The problem I have with this question is I am not sure how to do it without actual numbers. Need lots of help.
On
Using your technique,
\begin{align} r &= \sqrt{\sin^2 \theta + (1+\cos\theta)^2}\\ \phi &= \arctan\left(\frac{1+\cos\theta}{\sin\theta}\right)= \arctan\left(\cot (\theta/2)\right) \end{align}
where $z = re^{i\phi}$. Can you simplify these expressions?
On
We have \begin{eqnarray*} x= r \cos \phi =\sin \theta \\ y= r \sin \phi =1+ \cos \theta \\ \end{eqnarray*} Now eliminate $\theta $ (using $\cos^2 \theta +\sin^2 \theta=1$) \begin{eqnarray*} ( r \cos \phi )+(r \sin \phi -1)^2=1 \\ \end{eqnarray*} and this gives \begin{eqnarray*} r =2\sin \phi. \\ \end{eqnarray*}
On
You have
$$a=\sin\theta,\\b=1+\cos\theta$$ so you can apply the formulas you know.

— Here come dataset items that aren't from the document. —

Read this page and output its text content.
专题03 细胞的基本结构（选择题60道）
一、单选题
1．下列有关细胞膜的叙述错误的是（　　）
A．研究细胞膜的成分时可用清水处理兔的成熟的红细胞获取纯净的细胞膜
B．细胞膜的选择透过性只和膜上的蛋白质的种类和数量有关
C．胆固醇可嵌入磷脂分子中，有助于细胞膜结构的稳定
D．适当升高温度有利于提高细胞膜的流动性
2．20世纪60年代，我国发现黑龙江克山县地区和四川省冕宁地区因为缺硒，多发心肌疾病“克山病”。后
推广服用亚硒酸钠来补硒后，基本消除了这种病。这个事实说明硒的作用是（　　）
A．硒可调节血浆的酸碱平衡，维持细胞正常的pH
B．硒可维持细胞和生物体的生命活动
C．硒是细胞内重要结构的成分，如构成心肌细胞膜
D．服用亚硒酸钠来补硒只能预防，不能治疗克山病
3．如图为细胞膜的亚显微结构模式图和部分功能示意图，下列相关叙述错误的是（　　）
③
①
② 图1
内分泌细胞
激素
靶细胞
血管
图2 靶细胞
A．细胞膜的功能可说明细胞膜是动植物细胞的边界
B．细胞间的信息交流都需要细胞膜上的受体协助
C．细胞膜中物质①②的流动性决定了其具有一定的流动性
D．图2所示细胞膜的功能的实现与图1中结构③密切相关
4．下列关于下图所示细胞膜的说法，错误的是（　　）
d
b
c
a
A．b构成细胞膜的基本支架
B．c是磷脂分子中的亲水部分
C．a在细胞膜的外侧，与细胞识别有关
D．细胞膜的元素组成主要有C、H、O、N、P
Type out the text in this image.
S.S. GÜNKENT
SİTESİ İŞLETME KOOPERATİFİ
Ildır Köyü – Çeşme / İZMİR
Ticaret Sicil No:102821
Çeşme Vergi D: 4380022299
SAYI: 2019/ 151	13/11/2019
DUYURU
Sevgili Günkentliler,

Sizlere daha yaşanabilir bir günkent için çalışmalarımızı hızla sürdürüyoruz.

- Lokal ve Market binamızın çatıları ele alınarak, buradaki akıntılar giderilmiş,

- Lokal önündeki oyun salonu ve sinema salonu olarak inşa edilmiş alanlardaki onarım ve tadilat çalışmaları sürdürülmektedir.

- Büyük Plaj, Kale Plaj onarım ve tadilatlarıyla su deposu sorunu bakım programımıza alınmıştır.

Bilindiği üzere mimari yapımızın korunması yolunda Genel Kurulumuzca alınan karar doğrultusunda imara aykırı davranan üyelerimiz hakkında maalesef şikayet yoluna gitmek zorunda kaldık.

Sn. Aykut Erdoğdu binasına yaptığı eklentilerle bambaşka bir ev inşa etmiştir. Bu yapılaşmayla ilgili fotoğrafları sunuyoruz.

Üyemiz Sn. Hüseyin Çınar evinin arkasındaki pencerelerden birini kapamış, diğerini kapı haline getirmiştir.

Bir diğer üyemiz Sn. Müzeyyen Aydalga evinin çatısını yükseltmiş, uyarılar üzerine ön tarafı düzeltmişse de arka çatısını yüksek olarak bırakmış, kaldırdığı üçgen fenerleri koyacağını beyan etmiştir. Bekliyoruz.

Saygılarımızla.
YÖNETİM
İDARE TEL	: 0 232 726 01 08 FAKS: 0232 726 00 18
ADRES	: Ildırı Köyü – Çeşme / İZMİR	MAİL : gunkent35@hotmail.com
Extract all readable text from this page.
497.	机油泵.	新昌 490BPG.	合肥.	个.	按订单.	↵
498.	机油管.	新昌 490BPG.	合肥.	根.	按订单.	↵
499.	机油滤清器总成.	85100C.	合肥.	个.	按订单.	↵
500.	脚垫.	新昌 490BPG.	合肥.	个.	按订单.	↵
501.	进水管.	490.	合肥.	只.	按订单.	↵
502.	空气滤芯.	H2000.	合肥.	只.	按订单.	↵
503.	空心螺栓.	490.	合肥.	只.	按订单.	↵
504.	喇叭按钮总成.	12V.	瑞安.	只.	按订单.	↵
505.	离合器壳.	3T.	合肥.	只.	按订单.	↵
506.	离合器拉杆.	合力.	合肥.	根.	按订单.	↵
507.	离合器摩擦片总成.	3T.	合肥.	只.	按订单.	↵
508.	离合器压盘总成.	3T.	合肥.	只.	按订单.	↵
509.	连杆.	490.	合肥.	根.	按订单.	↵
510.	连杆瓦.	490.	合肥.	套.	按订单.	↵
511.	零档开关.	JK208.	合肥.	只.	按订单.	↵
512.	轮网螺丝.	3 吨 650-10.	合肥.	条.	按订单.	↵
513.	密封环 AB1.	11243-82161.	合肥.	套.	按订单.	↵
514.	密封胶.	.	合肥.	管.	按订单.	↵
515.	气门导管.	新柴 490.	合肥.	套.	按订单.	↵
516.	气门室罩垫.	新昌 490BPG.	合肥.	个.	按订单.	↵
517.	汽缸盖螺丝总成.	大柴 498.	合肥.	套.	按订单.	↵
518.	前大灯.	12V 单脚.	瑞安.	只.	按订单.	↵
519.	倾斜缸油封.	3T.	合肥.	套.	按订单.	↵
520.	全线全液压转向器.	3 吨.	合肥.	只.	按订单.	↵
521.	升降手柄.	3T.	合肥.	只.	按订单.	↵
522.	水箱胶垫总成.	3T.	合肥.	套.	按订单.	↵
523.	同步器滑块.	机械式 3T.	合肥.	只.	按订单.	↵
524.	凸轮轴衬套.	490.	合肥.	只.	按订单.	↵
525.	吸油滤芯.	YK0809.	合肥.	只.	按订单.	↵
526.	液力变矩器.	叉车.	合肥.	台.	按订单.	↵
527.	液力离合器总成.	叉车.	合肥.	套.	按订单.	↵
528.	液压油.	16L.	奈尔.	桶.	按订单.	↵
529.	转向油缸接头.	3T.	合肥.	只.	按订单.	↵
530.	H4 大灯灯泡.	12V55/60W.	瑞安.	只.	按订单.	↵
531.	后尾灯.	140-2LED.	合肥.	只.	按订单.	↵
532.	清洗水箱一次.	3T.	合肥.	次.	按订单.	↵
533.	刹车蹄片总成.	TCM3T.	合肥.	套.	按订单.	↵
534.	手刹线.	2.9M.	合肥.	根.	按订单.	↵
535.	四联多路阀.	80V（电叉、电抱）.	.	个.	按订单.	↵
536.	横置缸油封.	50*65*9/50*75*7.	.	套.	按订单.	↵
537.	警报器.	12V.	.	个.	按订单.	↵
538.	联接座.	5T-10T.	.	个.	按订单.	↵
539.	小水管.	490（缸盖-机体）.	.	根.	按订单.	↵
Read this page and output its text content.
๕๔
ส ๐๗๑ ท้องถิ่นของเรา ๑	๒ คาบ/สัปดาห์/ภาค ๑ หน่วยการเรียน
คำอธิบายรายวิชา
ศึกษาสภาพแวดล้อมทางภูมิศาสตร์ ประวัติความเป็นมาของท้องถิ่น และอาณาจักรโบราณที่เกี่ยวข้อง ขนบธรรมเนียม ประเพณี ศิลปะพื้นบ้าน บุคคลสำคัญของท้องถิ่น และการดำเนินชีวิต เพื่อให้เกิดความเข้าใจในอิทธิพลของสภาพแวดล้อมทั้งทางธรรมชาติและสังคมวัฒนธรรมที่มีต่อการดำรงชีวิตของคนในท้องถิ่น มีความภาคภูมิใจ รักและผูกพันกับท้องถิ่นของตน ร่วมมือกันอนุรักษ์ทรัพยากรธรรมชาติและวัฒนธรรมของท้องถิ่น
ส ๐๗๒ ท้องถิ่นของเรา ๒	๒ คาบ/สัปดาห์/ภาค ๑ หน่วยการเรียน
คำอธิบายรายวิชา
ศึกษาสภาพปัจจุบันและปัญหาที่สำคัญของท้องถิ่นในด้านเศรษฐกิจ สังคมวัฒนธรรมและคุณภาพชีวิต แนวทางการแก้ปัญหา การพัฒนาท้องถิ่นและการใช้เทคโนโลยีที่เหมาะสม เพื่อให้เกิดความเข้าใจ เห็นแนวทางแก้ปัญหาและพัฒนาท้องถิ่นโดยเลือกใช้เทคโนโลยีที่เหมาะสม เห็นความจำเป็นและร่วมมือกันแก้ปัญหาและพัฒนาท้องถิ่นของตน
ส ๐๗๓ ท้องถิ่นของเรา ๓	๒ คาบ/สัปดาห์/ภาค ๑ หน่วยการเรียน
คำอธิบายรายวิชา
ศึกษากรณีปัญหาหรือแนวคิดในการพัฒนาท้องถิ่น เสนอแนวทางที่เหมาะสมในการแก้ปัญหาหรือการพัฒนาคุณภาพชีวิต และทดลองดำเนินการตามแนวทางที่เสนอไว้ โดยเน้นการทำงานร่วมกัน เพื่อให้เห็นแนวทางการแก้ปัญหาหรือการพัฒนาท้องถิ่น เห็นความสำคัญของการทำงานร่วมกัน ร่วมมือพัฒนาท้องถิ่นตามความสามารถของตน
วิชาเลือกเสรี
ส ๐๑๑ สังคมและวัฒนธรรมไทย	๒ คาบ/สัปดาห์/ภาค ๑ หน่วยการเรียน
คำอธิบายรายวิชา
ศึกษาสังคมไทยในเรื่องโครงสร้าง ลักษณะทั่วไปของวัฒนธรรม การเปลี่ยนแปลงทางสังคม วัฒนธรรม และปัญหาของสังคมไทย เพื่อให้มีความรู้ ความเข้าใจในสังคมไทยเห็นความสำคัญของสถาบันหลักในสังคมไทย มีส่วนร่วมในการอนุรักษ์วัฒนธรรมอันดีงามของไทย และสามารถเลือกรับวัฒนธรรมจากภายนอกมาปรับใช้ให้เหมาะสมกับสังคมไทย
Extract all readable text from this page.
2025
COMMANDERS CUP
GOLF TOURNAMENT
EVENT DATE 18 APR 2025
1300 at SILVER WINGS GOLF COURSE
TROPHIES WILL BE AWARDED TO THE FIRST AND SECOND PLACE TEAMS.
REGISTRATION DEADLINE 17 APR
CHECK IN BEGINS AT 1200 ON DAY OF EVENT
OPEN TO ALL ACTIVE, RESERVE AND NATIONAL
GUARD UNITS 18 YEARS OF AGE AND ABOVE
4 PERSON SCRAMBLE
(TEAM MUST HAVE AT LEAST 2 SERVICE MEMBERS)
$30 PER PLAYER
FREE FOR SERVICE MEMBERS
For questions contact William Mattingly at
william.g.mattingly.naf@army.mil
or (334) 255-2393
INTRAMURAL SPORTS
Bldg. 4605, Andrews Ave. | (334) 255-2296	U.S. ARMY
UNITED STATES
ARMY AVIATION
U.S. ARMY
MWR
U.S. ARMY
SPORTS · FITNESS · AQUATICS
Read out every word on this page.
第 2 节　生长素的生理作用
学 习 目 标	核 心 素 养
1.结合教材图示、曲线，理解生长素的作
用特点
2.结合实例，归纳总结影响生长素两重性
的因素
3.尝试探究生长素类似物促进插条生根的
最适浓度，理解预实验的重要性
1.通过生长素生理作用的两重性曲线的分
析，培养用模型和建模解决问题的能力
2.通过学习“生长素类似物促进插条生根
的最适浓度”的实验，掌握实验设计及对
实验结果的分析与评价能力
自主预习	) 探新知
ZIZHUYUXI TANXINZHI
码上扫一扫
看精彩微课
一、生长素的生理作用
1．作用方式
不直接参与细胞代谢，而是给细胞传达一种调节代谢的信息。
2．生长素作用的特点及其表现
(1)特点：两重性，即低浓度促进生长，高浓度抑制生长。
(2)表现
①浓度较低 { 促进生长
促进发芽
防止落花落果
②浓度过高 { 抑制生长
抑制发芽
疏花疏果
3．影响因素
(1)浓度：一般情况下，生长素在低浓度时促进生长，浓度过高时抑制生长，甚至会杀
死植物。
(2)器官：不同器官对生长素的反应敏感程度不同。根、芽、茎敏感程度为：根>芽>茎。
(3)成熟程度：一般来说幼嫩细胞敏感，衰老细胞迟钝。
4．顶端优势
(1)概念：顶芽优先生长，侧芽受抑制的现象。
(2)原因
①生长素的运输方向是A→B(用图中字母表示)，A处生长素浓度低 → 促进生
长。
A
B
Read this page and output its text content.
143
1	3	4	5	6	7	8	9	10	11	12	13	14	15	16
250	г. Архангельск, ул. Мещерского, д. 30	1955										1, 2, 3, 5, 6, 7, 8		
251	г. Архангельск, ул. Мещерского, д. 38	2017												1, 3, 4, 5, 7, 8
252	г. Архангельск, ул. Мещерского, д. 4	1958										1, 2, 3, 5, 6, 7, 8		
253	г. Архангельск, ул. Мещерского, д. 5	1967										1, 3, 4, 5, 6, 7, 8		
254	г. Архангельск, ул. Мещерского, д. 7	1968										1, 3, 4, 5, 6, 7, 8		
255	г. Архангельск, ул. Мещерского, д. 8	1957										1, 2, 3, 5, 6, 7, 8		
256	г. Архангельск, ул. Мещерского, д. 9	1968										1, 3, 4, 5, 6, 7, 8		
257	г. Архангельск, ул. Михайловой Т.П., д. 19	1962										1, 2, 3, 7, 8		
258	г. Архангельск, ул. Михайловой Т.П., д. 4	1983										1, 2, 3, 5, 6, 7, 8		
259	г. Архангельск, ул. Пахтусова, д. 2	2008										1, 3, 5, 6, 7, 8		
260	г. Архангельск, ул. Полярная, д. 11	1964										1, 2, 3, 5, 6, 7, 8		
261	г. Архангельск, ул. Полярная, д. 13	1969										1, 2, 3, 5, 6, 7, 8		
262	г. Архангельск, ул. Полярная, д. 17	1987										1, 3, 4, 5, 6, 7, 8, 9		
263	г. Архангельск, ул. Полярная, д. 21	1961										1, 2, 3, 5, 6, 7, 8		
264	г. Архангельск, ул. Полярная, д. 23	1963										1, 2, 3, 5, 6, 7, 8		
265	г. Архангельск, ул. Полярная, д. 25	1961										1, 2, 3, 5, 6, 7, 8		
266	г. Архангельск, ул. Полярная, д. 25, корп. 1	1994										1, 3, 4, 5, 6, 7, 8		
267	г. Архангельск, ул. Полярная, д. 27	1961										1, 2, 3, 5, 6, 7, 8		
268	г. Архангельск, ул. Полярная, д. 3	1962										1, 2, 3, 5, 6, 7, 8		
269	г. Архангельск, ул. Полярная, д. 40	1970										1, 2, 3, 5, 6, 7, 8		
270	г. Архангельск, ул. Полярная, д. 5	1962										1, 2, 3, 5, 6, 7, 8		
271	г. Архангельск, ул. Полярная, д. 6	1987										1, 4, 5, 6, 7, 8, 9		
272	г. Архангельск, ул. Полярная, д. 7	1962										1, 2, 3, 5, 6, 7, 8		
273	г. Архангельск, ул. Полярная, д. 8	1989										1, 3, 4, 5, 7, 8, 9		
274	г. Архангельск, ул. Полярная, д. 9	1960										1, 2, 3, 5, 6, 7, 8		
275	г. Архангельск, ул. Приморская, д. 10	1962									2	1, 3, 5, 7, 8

$$r=\sqrt{\sin^2\theta+(1+\cos\theta)^2},\\\phi=\arctan\frac{1+\cos\theta}{\sin\theta}.$$
A more friendly form is obtained by a trigonometric transformation, giving after simplification
$$r=2\left|\cos\frac\theta2\right|,\\\phi=\arctan\cot\frac\theta2=\frac{\pi-\theta}2.$$
Finally,
$$r=2|\sin\phi|.$$
Note that\begin{align}z&=\sin(\theta)+i\bigl(1+\cos(\theta)\bigr)\\&=2\sin\left(\frac\theta2\right)\cos\left(\frac\theta2\right)+i\left(\cos^2\left(\frac\theta2\right)+\sin^2\left(\frac\theta2\right)+\cos^2\left(\frac\theta2\right)-\sin^2\left(\frac\theta2\right)\right)\\&=2\sin\left(\frac\theta2\right)\cos\left(\frac\theta2\right)+2i\cos^2\left(\frac\theta2\right)\\&=2\cos\left(\frac\theta2\right)\left(\sin\left(\frac\theta2\right)+i\cos\left(\frac\theta2\right)\right)\\&=2\cos\left(\frac\theta2\right)\left(\cos\left(\frac\pi2-\frac\theta2\right)+i\sin\left(\frac\pi2-\frac\theta2\right)\right).\end{align}Can you take it from here?